凡爾賽的荒野,熊熊燃燒的宮殿。圍牆外的防線已被突破,到處是殘垣斷壁。九色預感到危險,它長出雪白鹿角,變身為幼麒麟鎮墓獸。眼前出現一道火牆,任何人都無法跨越。安娜知道九色是火麒麟,它有避火的功能,便將手按在九色背上,跟著它一同穿越火海。
明明看到烈焰灼燒到臉上了,歐陽安娜卻感覺不到酷熱,火的溫度就像一杯溫開水,甚至如同和煦的春風拂麵。畢生難忘的奇異經曆,她跟著九色衝入鏡廳前的花園,踩在無數坦克與騎兵的殘骸上。
十角七頭鎮墓獸,已分出兩個頭來盯著他們了。
突然,她看到鏡廳的一麵落地玻璃碎裂,有個人影衝了出來,手中揮舞刀劍,嘴裏呼喊“九色”之名。
聖母瑪利亞啊,他是秦北洋。
九色向著主人狂奔而去,它第一個衝入秦北洋的懷中。要不是躲避及時,鹿角幾乎要捅破他的肚子。他摟著幼麒麟鎮墓獸,將Assassins的金匕首藏入腰間,沒命地親吻它的獸臉。
當安娜也要撲倒秦北洋的身邊時,十角七頭卻向九色射出了子彈。
秦北洋機敏地翻滾躲開,藏入一輛坦克殘骸背後。九色卻憤怒地射出兩道目光,將鹿角生長成一株參大樹,幾乎有鏡廳的落地玻璃這麼高,完全覆蓋住了秦北洋的身體。

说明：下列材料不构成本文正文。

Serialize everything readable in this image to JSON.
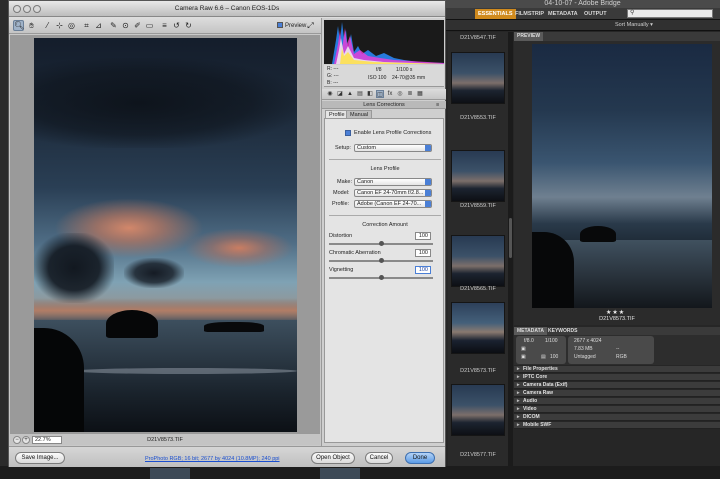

幼麒麟鎮墓獸吐出琉璃火球,如曳光彈射向十角七頭。火球在空中飛舞翻轉,準確擊中了它的身體。這是它們的第二次交手,上回還是1917年1月,上海吳淞口的寶山縣城,直皖兩軍的戰場上。九色上一回擊敗了十角七頭,這一回依然讓這頭惡魔巨獸感到顫栗。
不過,十角七頭的力量也在增強,何況它又吞吃了發電廠的有毒廢棄物。當它剛要向九色開火,四翼使鎮墓獸卷土重來,從頭頂俯衝射下一連串子彈,打在十角七頭的尾部。
三頭鎮墓獸的決戰。
地麵上的九色與十角七頭,空中的四翼使,亙古以來難見的場景,仿佛剛剛結束的世界大戰的再現。上次的吳淞口之戰,袁世凱的金蟾鎮墓獸的級別,與它們相比不過淪於三流。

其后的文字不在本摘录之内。